Pittsburgh Steelers linebacker James Harrison stirred up a bit of controversy earlier this week by expressing his sentiments regarding the practice of awarding a trophy to every child for his or her mere participation in a sport.
Harrison posted on Instagram that the trophies his kids received for having played a season of youth football would be returned.
He stressed how unconditionally proud he is of his sons, but that “ … I’m not sorry for believing that everything in life should be earned and I’m not about to raise two boys to be men by making them believe that they are entitled to something just because they tried their best.”
His words evoked the question of where the line should be drawn between encouragement and overprotection of a child’s psyche.
The everyone-wins approach is thought to have begun with the boom in youth soccer over the past few decades, and has since also been in vogue for many 5-, 6- and 7-year-old kids playing in baseball and softball leagues. Some of those leagues do not even keep score in their games, the idea being that attaching a “loser” designation to the team scoring fewer runs would lay the groundwork, unnecessarily, to a poor self-image for those on the losing team.
Those who oppose this method say that a logical extension of the everyone-wins, trophies-for-all practice could also be applied to the classroom.

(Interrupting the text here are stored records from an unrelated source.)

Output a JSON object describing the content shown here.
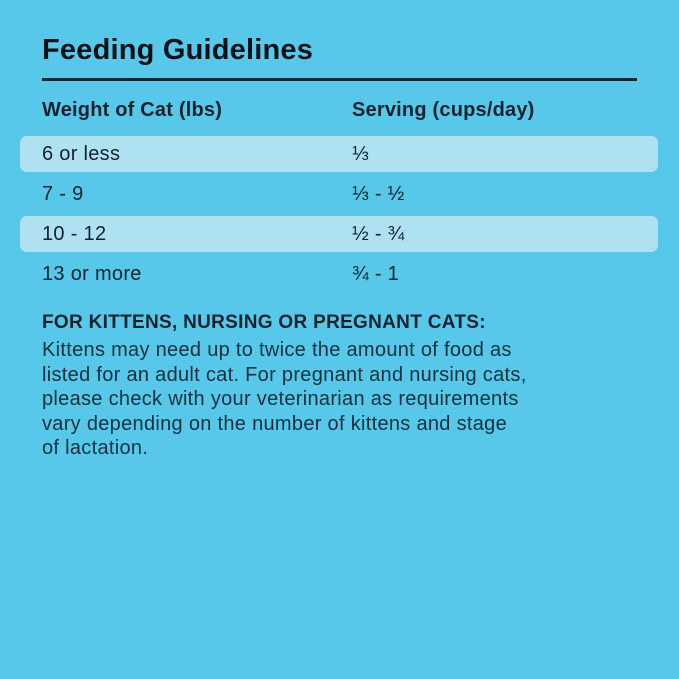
{
  "colors": {
    "background": "#57c8e9",
    "row_highlight": "#aee2f2",
    "title_text": "#0c1117",
    "table_text": "#11222e",
    "body_text": "#15313f",
    "rule": "#0d2636"
  },
  "title": "Feeding Guidelines",
  "table": {
    "headers": [
      "Weight of Cat (lbs)",
      "Serving (cups/day)"
    ],
    "rows": [
      {
        "weight": "6 or less",
        "serving": "⅓",
        "highlighted": true
      },
      {
        "weight": "7 - 9",
        "serving": "⅓ - ½",
        "highlighted": false
      },
      {
        "weight": "10 - 12",
        "serving": "½ - ¾",
        "highlighted": true
      },
      {
        "weight": "13 or more",
        "serving": "¾ - 1",
        "highlighted": false
      }
    ]
  },
  "note": {
    "heading": "FOR KITTENS, NURSING OR PREGNANT CATS:",
    "body": "Kittens may need up to twice the amount of food as\nlisted for an adult cat. For pregnant and nursing cats,\nplease check with your veterinarian as requirements\nvary depending on the number of kittens and stage\nof lactation."
  }
}
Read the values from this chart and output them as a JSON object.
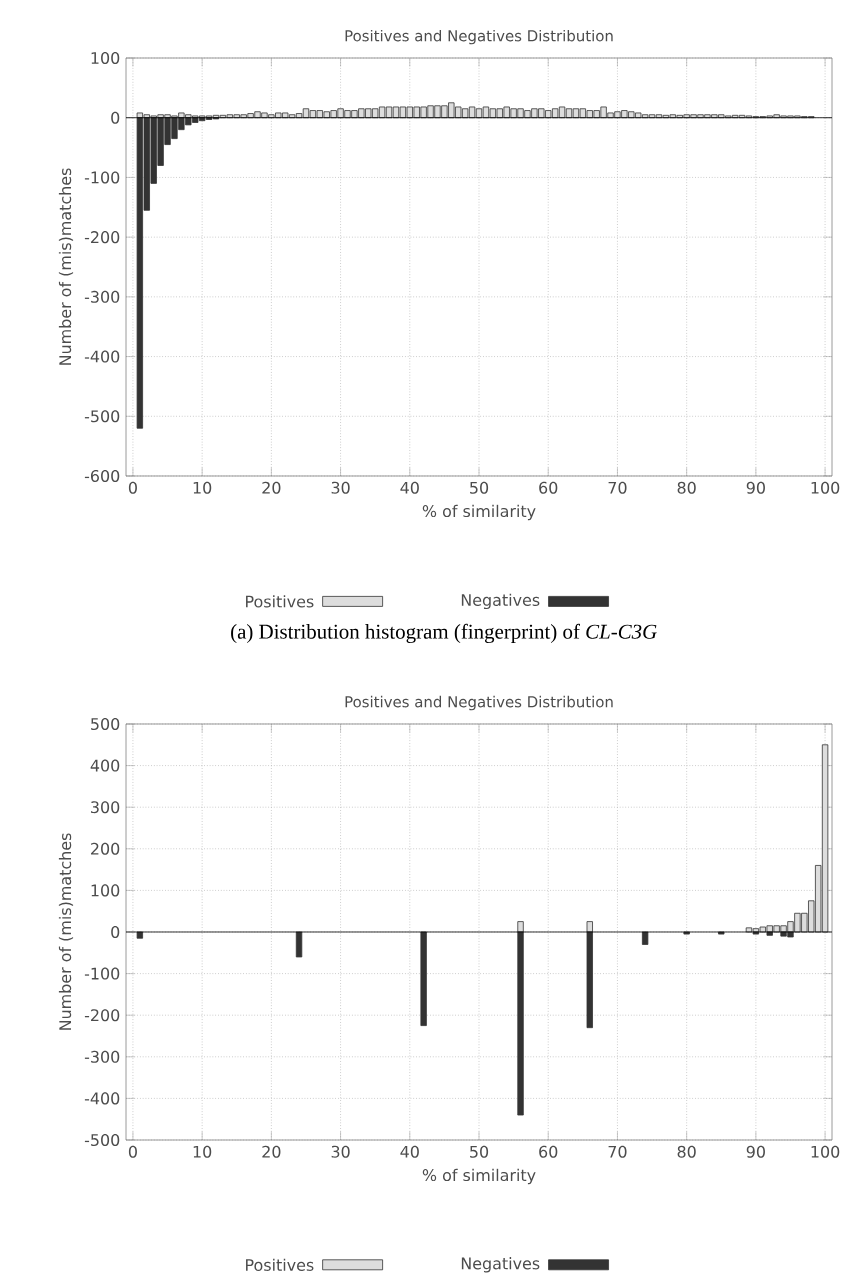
{
  "chart_data": [
    {
      "type": "bar",
      "title": "Positives and Negatives Distribution",
      "xlabel": "% of similarity",
      "ylabel": "Number of (mis)matches",
      "annotations": [
        "(a) Distribution histogram (fingerprint) of *CL-C3G*"
      ],
      "xlim": [
        -1,
        101
      ],
      "xticks": [
        0,
        10,
        20,
        30,
        40,
        50,
        60,
        70,
        80,
        90,
        100
      ],
      "ylim": [
        -600,
        100
      ],
      "yticks": [
        -600,
        -500,
        -400,
        -300,
        -200,
        -100,
        0,
        100
      ],
      "grid": true,
      "legend": "bottom",
      "series": [
        {
          "name": "Positives",
          "color": "#dddddd",
          "x": [
            1,
            2,
            3,
            4,
            5,
            6,
            7,
            8,
            9,
            10,
            11,
            12,
            13,
            14,
            15,
            16,
            17,
            18,
            19,
            20,
            21,
            22,
            23,
            24,
            25,
            26,
            27,
            28,
            29,
            30,
            31,
            32,
            33,
            34,
            35,
            36,
            37,
            38,
            39,
            40,
            41,
            42,
            43,
            44,
            45,
            46,
            47,
            48,
            49,
            50,
            51,
            52,
            53,
            54,
            55,
            56,
            57,
            58,
            59,
            60,
            61,
            62,
            63,
            64,
            65,
            66,
            67,
            68,
            69,
            70,
            71,
            72,
            73,
            74,
            75,
            76,
            77,
            78,
            79,
            80,
            81,
            82,
            83,
            84,
            85,
            86,
            87,
            88,
            89,
            90,
            91,
            92,
            93,
            94,
            95,
            96,
            97,
            98
          ],
          "values": [
            8,
            5,
            3,
            5,
            5,
            3,
            8,
            5,
            3,
            3,
            3,
            4,
            4,
            5,
            5,
            5,
            7,
            10,
            8,
            5,
            8,
            8,
            5,
            7,
            15,
            12,
            12,
            10,
            12,
            15,
            12,
            12,
            15,
            15,
            15,
            18,
            18,
            18,
            18,
            18,
            18,
            18,
            20,
            20,
            20,
            25,
            18,
            15,
            18,
            15,
            18,
            15,
            15,
            18,
            15,
            15,
            12,
            15,
            15,
            12,
            15,
            18,
            15,
            15,
            15,
            12,
            12,
            18,
            8,
            10,
            12,
            10,
            8,
            5,
            5,
            5,
            4,
            5,
            4,
            5,
            5,
            5,
            5,
            5,
            5,
            3,
            4,
            4,
            3,
            2,
            2,
            3,
            5,
            3,
            3,
            3,
            2,
            2
          ]
        },
        {
          "name": "Negatives",
          "color": "#333333",
          "x": [
            1,
            2,
            3,
            4,
            5,
            6,
            7,
            8,
            9,
            10,
            11,
            12
          ],
          "values": [
            -520,
            -155,
            -110,
            -80,
            -45,
            -35,
            -20,
            -12,
            -8,
            -5,
            -3,
            -2
          ]
        }
      ]
    },
    {
      "type": "bar",
      "title": "Positives and Negatives Distribution",
      "xlabel": "% of similarity",
      "ylabel": "Number of (mis)matches",
      "xlim": [
        -1,
        101
      ],
      "xticks": [
        0,
        10,
        20,
        30,
        40,
        50,
        60,
        70,
        80,
        90,
        100
      ],
      "ylim": [
        -500,
        500
      ],
      "yticks": [
        -500,
        -400,
        -300,
        -200,
        -100,
        0,
        100,
        200,
        300,
        400,
        500
      ],
      "grid": true,
      "legend": "bottom",
      "series": [
        {
          "name": "Positives",
          "color": "#dddddd",
          "x": [
            56,
            66,
            80,
            83,
            87,
            89,
            90,
            91,
            92,
            93,
            94,
            95,
            96,
            97,
            98,
            99,
            100
          ],
          "values": [
            25,
            25,
            null,
            null,
            null,
            10,
            8,
            12,
            15,
            15,
            15,
            25,
            45,
            45,
            75,
            160,
            450
          ]
        },
        {
          "name": "Negatives",
          "color": "#333333",
          "x": [
            1,
            24,
            42,
            56,
            66,
            74,
            80,
            85,
            88,
            90,
            92,
            94,
            95
          ],
          "values": [
            -15,
            -60,
            -225,
            -440,
            -230,
            -30,
            -5,
            -5,
            null,
            -5,
            -8,
            -10,
            -12
          ]
        }
      ]
    }
  ]
}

If the goal is to shield kids’ fragile, developing egos, why subject them to a potentially humiliating hierarchy of being “graded?”

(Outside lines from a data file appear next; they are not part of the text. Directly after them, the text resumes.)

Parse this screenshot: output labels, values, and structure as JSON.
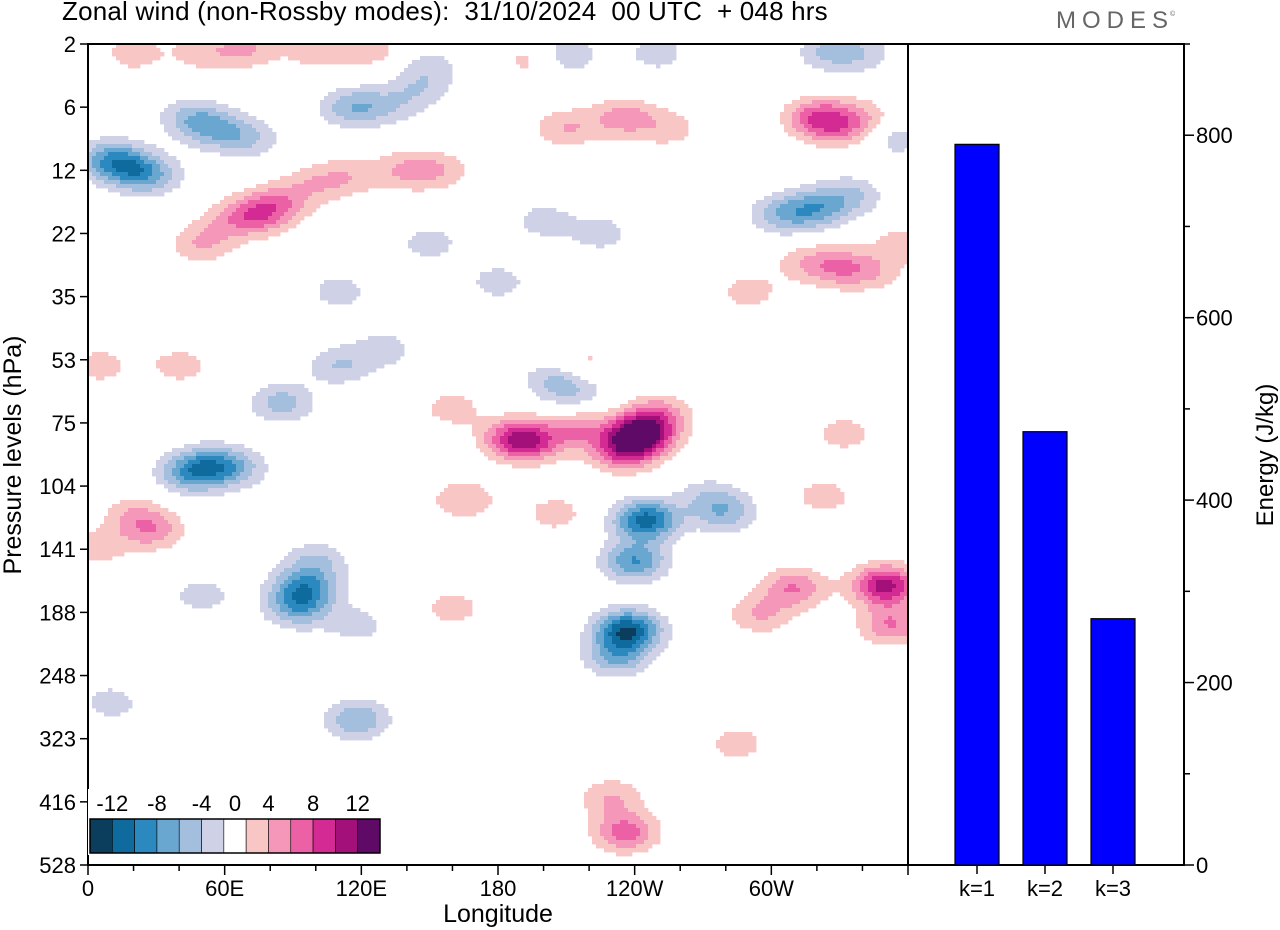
{
  "title": "Zonal wind (non-Rossby modes):  31/10/2024  00 UTC  + 048 hrs",
  "brand": "MODES",
  "brand_mark": "©",
  "colors": {
    "negative": [
      "#0b3d5c",
      "#0f6a9e",
      "#2b89c0",
      "#69a6d0",
      "#a4bfde",
      "#cfd2e6"
    ],
    "zero": "#ffffff",
    "positive": [
      "#f9c6c6",
      "#f597b8",
      "#ec60a6",
      "#d42a93",
      "#a3107a",
      "#5e0a66"
    ],
    "bar": "#0000ff"
  },
  "chart_data": [
    {
      "type": "heatmap",
      "title": "Zonal wind (non-Rossby modes):  31/10/2024  00 UTC  + 048 hrs",
      "xlabel": "Longitude",
      "ylabel": "Pressure levels (hPa)",
      "x_ticks": [
        "0",
        "60E",
        "120E",
        "180",
        "120W",
        "60W"
      ],
      "y_ticks": [
        "2",
        "6",
        "12",
        "22",
        "35",
        "53",
        "75",
        "104",
        "141",
        "188",
        "248",
        "323",
        "416",
        "528"
      ],
      "colorbar_labels": [
        "-12",
        "-8",
        "-4",
        "0",
        "4",
        "8",
        "12"
      ],
      "colorbar_levels": [
        -14,
        -12,
        -10,
        -8,
        -6,
        -4,
        -2,
        2,
        4,
        6,
        8,
        10,
        12,
        14
      ],
      "features": [
        {
          "lon": 187,
          "level": 82,
          "peak": 7
        },
        {
          "lon": 195,
          "level": 84,
          "peak": 6
        },
        {
          "lon": 215,
          "level": 78,
          "peak": 5
        },
        {
          "lon": 243,
          "level": 80,
          "peak": 13
        },
        {
          "lon": 235,
          "level": 88,
          "peak": 8
        },
        {
          "lon": 250,
          "level": 72,
          "peak": 5
        },
        {
          "lon": 245,
          "level": 124,
          "peak": -11
        },
        {
          "lon": 240,
          "level": 150,
          "peak": -8
        },
        {
          "lon": 237,
          "level": 205,
          "peak": -12
        },
        {
          "lon": 232,
          "level": 230,
          "peak": -6
        },
        {
          "lon": 236,
          "level": 470,
          "peak": 7
        },
        {
          "lon": 230,
          "level": 410,
          "peak": 4
        },
        {
          "lon": 165,
          "level": 112,
          "peak": 4
        },
        {
          "lon": 205,
          "level": 120,
          "peak": 3
        },
        {
          "lon": 160,
          "level": 185,
          "peak": 3
        },
        {
          "lon": 95,
          "level": 170,
          "peak": -8
        },
        {
          "lon": 92,
          "level": 185,
          "peak": -6
        },
        {
          "lon": 100,
          "level": 150,
          "peak": -4
        },
        {
          "lon": 118,
          "level": 300,
          "peak": -6
        },
        {
          "lon": 118,
          "level": 200,
          "peak": -3
        },
        {
          "lon": 118,
          "level": 420,
          "peak": -3
        },
        {
          "lon": 350,
          "level": 168,
          "peak": 11
        },
        {
          "lon": 353,
          "level": 200,
          "peak": 6
        },
        {
          "lon": 310,
          "level": 170,
          "peak": 6
        },
        {
          "lon": 295,
          "level": 190,
          "peak": 4
        },
        {
          "lon": 285,
          "level": 330,
          "peak": 3
        },
        {
          "lon": 45,
          "level": 98,
          "peak": -7
        },
        {
          "lon": 55,
          "level": 94,
          "peak": -5
        },
        {
          "lon": 65,
          "level": 96,
          "peak": -4
        },
        {
          "lon": 85,
          "level": 68,
          "peak": -5
        },
        {
          "lon": 110,
          "level": 55,
          "peak": -4
        },
        {
          "lon": 130,
          "level": 50,
          "peak": -3
        },
        {
          "lon": 40,
          "level": 55,
          "peak": 3
        },
        {
          "lon": 5,
          "level": 55,
          "peak": 3
        },
        {
          "lon": 20,
          "level": 120,
          "peak": 3
        },
        {
          "lon": 28,
          "level": 130,
          "peak": 5
        },
        {
          "lon": 4,
          "level": 140,
          "peak": 3
        },
        {
          "lon": 10,
          "level": 280,
          "peak": -3
        },
        {
          "lon": 50,
          "level": 175,
          "peak": -3
        },
        {
          "lon": 280,
          "level": 120,
          "peak": -5
        },
        {
          "lon": 272,
          "level": 110,
          "peak": -3
        },
        {
          "lon": 323,
          "level": 110,
          "peak": 3
        },
        {
          "lon": 332,
          "level": 80,
          "peak": 3
        },
        {
          "lon": 345,
          "level": 60,
          "peak": 2
        },
        {
          "lon": 205,
          "level": 60,
          "peak": -4
        },
        {
          "lon": 215,
          "level": 64,
          "peak": -3
        },
        {
          "lon": 160,
          "level": 70,
          "peak": 3
        },
        {
          "lon": 218,
          "level": 55,
          "peak": 3
        },
        {
          "lon": 20,
          "level": 12,
          "peak": -5
        },
        {
          "lon": 10,
          "level": 11,
          "peak": -7
        },
        {
          "lon": 28,
          "level": 13,
          "peak": -4
        },
        {
          "lon": 55,
          "level": 8,
          "peak": -5
        },
        {
          "lon": 45,
          "level": 7,
          "peak": -4
        },
        {
          "lon": 70,
          "level": 9,
          "peak": -4
        },
        {
          "lon": 115,
          "level": 6,
          "peak": -5
        },
        {
          "lon": 130,
          "level": 6,
          "peak": -3
        },
        {
          "lon": 145,
          "level": 5,
          "peak": -3
        },
        {
          "lon": 50,
          "level": 24,
          "peak": 4
        },
        {
          "lon": 63,
          "level": 20,
          "peak": 3
        },
        {
          "lon": 75,
          "level": 19,
          "peak": 6
        },
        {
          "lon": 85,
          "level": 17,
          "peak": 4
        },
        {
          "lon": 100,
          "level": 14,
          "peak": 3
        },
        {
          "lon": 140,
          "level": 12,
          "peak": 4
        },
        {
          "lon": 155,
          "level": 12,
          "peak": 3
        },
        {
          "lon": 115,
          "level": 13,
          "peak": 3
        },
        {
          "lon": 210,
          "level": 8,
          "peak": 4
        },
        {
          "lon": 235,
          "level": 7,
          "peak": 5
        },
        {
          "lon": 255,
          "level": 8,
          "peak": 3
        },
        {
          "lon": 320,
          "level": 7,
          "peak": 7
        },
        {
          "lon": 330,
          "level": 8,
          "peak": 4
        },
        {
          "lon": 340,
          "level": 7,
          "peak": 3
        },
        {
          "lon": 305,
          "level": 19,
          "peak": -5
        },
        {
          "lon": 320,
          "level": 18,
          "peak": -6
        },
        {
          "lon": 335,
          "level": 16,
          "peak": -4
        },
        {
          "lon": 355,
          "level": 9,
          "peak": -3
        },
        {
          "lon": 315,
          "level": 28,
          "peak": 3
        },
        {
          "lon": 330,
          "level": 29,
          "peak": 5
        },
        {
          "lon": 345,
          "level": 30,
          "peak": 3
        },
        {
          "lon": 290,
          "level": 34,
          "peak": 3
        },
        {
          "lon": 358,
          "level": 24,
          "peak": 3
        },
        {
          "lon": 20,
          "level": 2.6,
          "peak": 3
        },
        {
          "lon": 50,
          "level": 2.5,
          "peak": 3
        },
        {
          "lon": 70,
          "level": 2.3,
          "peak": 4
        },
        {
          "lon": 100,
          "level": 2.5,
          "peak": 3
        },
        {
          "lon": 125,
          "level": 2.4,
          "peak": 3
        },
        {
          "lon": 210,
          "level": 2.7,
          "peak": -4
        },
        {
          "lon": 250,
          "level": 2.6,
          "peak": -3
        },
        {
          "lon": 325,
          "level": 2.5,
          "peak": -4
        },
        {
          "lon": 340,
          "level": 2.6,
          "peak": -3
        },
        {
          "lon": 150,
          "level": 3.5,
          "peak": -3
        },
        {
          "lon": 195,
          "level": 3.0,
          "peak": 3
        },
        {
          "lon": 200,
          "level": 20,
          "peak": -3
        },
        {
          "lon": 225,
          "level": 22,
          "peak": -3
        },
        {
          "lon": 150,
          "level": 24,
          "peak": -3
        },
        {
          "lon": 180,
          "level": 32,
          "peak": -3
        },
        {
          "lon": 110,
          "level": 34,
          "peak": -3
        }
      ]
    },
    {
      "type": "bar",
      "categories": [
        "k=1",
        "k=2",
        "k=3"
      ],
      "values": [
        790,
        475,
        270
      ],
      "ylabel": "Energy (J/kg)",
      "y_ticks": [
        "0",
        "200",
        "400",
        "600",
        "800"
      ],
      "ylim": [
        0,
        900
      ]
    }
  ]
}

Proponents of awarding trophies to all participants point to the alarming obesity rate plaguing our country, maintaining that anything that might motivate kids to participate in athletics is a good thing.
It’s a fair point. But a commitment to physical fitness, like all aspects of a child’s life, falls to the parents. A kid who is allowed to park in front of the tube for seven hours every day munching Pinwheels and Fritos is destined for an inert lifestyle, and eventual membership into the ever-growing throng of obese adults.
Trophies or no trophies, a child who grows up imbued with a solid chassis of love and support can withstand a surprising amount of bumps along life’s path.
Psychologists have studied something called the Overjustification Effect, which holds that giving an external incentive to a person decreases his intrinsic motivation to perform a task.
The theory was put to three test groups of nursery school-aged children. All three groups were given paper and markers and told to create some sort of artwork. One group was promised to receive award ribbons afterward; one group was not told about the ribbons but was given them afterward; and one group was told nothing and given nothing afterward.
The group that was told about the award ribbon produced the least. The other two groups produced about the same, leading to the conclusion that expected rewards undermine the intrinsic motivation of people in previously enjoyable or worthwhile activities.
Trophies at the very least are a nice gesture, even the cheesy plastic ones that look like they could have come out of a vending machine. But at some point all boys and girls learn the difference between an empty token and something earned by having distinguished themselves among their peers, and of those keepsakes which ones are trinkets bound for the circular file and which ones are keepers.